Antalyalı İki Bilge: Elmalılı Muhammed Hamdi ve Aksekili Ahmet Hamdi
Benzer isimli bilginler olarak, isimler çok karıştırılmasa da, Hamdi isminden hareketle benzerlik kurduğumuz, aynı zaman dilimlerinde yaşamış, aralarında mektuplaşmalar olmuş, hoca talebe ilişkisi yaşamış, hem doğum hem de vefat tarihleri arasında 9 yıl bulunan ve her ikisi de Antalya ilimizden olan iki büyük âlimin isimlerine yer vereceğiz. Muhammed Hamdi isminin başında Antalya’nın ilçesine nisbetle Elmalılı kullanılsa da soyadında babasının memleketi Burdur’un Gölhisar ilçesine bağlı Yazır köyünün adı kullanılmıştır. Mamafih Elmalılı, hocasının ismi de Hamdi olduğundan hocası Büyük Hamdi, kendisi Küçük Hamdi olarak anılmıştır. Ahmed Hamdi’ye gelince, önceleri isminin başında Antalya’nın ilçesi Akseki’ye nisbetle Aksekili diye anılmış daha sonraları ise soyadı olarak kayda geçmiş ve Ahmed Hamdi Akseki şeklini almıştır. Her ikisinin hayatı ve eserlerine geçmeden önce hoca talebe ilişkisini ortaya koyan Muhammed Hamdi’nin Ahmed Hamdi’ye yazdığı mektuba yer vererek başlamak istiyoruz. Elmalılı’nın Aksekili’ye yazdığı mektup şöyledir:
“Ey azizliği seven ve sevdiğine küsen fâzılım,
15 Muharrem 1359 ve 24 Şubat 1940 tarihli mektubunu aldım. Özlemiştim. Dikkatle okudum. Cerihadar (yaralı) gönlüme bir teselli ararken baktım yine vur abalıya demişsin. Anlaşıldı ki “darabe Zeydün Amren” (Arapça’da sıkça kullanılan bir örnektir. Zeyd, Amr’a vurdu, demektir.) bahsinden kurtuluş yok. Yine kaşları çatmış, azizlikle sitemler yapmışsın. İdmanlı bir sporcu gibi yumruğu sıkmış, ihtiyar hocanı dürtüştüre dürtüştüre okşamışsın. Hem vurmuş hem de hüngür hüngür ağlamışsın. Ben bunu bahçede erik dalına konup da “Üsküdar’a gidelim” diye nevha (öten) eden kumrunun kükremesine benzettim. Hoşuma gitti. Fakat bir hiss-i hazinane içinde tıpkı ihtiyarlığın menazır-ı âlemden aldığı hiss-i hazan gibi. Meyvaları toplanmış müsmir bir ağacın çırpına çırpına dökülen yapraklarının kendisinden ayrılması hengâmındaki vaveylay-ı firak gibi. Bunca senelik hukuk karşısında dökmüş olduğum samimiyet ve fedakârlık meyvalarına bir irca-ı zarar buyurmadan hepsini bir lahza da silkip atıverdiğini yana yakıla anlatıyorsun. Öyle ki İstanbul’a gelsen yanıma uğramayacakmışsın. Neden? Çünkü çok kırılmış, küsmüşsün. Hayır, ondan değil. Gelemezsen mahcubiyetinden gelemeyeceksin. Benim bildiğim irfanın yaptığını bilmemezlik edemezdi. Ne de olsa debbağın sevdiği deriyi taştan taşa çarptığı gibi hiddetle ezim ezim ezmek istediği bivaye hocasını unutamazdı. Vicdanın sana gücendiğini söylediği zaman onun içinde gizlenen âmilin hicap tazyiki olduğunda tereddüdün yoktur diyebilirim.

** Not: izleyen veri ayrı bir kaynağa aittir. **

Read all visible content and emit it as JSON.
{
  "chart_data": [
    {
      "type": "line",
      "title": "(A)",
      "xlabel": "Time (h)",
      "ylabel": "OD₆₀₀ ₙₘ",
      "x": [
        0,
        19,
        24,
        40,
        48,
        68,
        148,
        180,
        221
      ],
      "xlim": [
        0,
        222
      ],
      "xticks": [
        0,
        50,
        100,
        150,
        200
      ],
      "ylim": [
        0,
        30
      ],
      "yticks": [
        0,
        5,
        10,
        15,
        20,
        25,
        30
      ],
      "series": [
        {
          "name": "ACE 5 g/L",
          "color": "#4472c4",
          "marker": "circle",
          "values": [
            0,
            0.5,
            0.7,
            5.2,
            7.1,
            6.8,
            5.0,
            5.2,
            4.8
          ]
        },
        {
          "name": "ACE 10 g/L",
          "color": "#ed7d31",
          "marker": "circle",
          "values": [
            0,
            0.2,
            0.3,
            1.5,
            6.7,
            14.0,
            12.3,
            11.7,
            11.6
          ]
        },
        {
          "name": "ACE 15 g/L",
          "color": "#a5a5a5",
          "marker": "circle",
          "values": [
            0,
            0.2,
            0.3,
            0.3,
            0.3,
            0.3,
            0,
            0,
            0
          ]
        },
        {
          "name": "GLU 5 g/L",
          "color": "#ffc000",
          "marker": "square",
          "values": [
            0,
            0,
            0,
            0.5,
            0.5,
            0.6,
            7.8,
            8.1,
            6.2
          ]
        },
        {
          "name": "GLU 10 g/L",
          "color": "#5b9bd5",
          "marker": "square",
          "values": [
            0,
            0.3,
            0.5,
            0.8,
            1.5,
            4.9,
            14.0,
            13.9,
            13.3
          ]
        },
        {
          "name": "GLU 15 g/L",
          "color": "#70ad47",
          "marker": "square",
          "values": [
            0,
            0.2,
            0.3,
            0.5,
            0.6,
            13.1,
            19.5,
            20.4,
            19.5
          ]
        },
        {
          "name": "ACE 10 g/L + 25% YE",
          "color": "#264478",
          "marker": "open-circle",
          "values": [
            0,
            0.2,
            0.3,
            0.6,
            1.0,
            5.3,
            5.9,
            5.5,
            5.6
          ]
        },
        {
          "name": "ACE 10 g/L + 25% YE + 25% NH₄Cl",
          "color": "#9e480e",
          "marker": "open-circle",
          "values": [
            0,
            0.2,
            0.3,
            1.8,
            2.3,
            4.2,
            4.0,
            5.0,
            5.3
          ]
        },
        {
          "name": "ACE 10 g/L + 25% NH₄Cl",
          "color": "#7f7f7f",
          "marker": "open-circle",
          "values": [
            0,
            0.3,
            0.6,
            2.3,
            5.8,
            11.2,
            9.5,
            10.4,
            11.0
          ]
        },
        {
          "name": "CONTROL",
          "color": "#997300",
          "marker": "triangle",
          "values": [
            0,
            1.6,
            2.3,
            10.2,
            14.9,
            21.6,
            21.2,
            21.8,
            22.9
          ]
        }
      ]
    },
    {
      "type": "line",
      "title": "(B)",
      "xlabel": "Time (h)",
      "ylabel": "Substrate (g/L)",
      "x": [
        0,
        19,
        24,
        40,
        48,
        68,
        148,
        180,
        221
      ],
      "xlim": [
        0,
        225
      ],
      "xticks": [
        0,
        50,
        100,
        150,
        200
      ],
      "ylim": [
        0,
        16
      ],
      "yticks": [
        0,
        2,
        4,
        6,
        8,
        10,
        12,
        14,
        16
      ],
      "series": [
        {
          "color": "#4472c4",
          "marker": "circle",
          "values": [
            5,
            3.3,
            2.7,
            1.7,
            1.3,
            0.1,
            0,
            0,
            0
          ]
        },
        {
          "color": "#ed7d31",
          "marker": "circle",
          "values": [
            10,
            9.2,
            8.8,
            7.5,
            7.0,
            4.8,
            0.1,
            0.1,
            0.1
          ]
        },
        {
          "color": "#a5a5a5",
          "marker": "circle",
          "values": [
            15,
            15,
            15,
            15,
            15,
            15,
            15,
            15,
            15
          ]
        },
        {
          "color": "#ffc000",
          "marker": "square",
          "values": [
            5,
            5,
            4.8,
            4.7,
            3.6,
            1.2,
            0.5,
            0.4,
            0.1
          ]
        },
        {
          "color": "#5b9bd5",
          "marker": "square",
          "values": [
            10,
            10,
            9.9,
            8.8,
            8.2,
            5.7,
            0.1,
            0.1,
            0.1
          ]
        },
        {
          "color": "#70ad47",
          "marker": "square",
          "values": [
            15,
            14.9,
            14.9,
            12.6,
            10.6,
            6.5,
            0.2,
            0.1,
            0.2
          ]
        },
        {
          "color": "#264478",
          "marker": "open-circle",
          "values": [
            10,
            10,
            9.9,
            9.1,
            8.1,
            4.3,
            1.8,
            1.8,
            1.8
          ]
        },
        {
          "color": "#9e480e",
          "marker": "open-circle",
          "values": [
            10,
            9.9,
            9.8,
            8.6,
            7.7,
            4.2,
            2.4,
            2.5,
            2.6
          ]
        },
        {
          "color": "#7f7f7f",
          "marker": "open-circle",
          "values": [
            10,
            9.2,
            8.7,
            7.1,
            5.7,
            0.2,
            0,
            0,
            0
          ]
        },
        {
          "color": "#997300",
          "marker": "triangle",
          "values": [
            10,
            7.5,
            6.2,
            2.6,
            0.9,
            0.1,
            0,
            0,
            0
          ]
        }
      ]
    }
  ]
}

Malumu âlileridir ki meziyetler hadisi nefis ile değil, miratı hakta sabit olur: “Mahiyet ispat eden asâr-ı ameldir”
Bununla beraber ben her hakikatin söylenmesi meziyet olduğuna kaail değilim. Çünkü hakikatler içinde mağfireti matlup olan nice günahlar da vardır. Yoksa setr-i uyup ketm-i sır fazilet olmaz, gıybet, nemime, ilân-ı münker gibi fiiller meziyet sayılırdı. Kirli çamaşırları ortaya dökmek her zaman hüner olurdu. Hakikati söylemek, lüzumu halinde, emir bilmaruf nehiy anilmünker hükmünü aldığı, izhâr-ı hakka hizmet ettiği, talim ve irşat, şefaat gibi bir hayır ile alakadar olduğu, bir münkere sâik olmaktan sâlim bulunduğu zamandır ki tehlikesi nisbetinde büyük meziyet, hatta vazife olur. Filvaki, söyleyince doğruyu söylemek vecibedir amma her doğruyu söylemek gerekmez. Mucibe-i külliyenin (tümel olumlu-önermenin-) aksi mucibe-i cüziye (tikel olumlu-önerme-) olduğu malumdur. Sonra hakikatı söylemeyi severken onu dinlemeyi ve kendi nefsinde tatbik etmeyi dahi daha büyük bir meziyet olarak sevmeyi unutmamak iktiza eder. Onun içindir ki ben ne kendine ne de sana her hakikatı söylemek iddiasını tavsiye etmem. Fakat “Aatû külle zihakkın hakkahu” (Hakkı olan herkese hakkını verin) emrine ittiba her zaman fariza-i mutlakadır. Bu, bize hak ile hakikat arasında gözetilmesi lazım gelen farklar bulunduğunu gösterir.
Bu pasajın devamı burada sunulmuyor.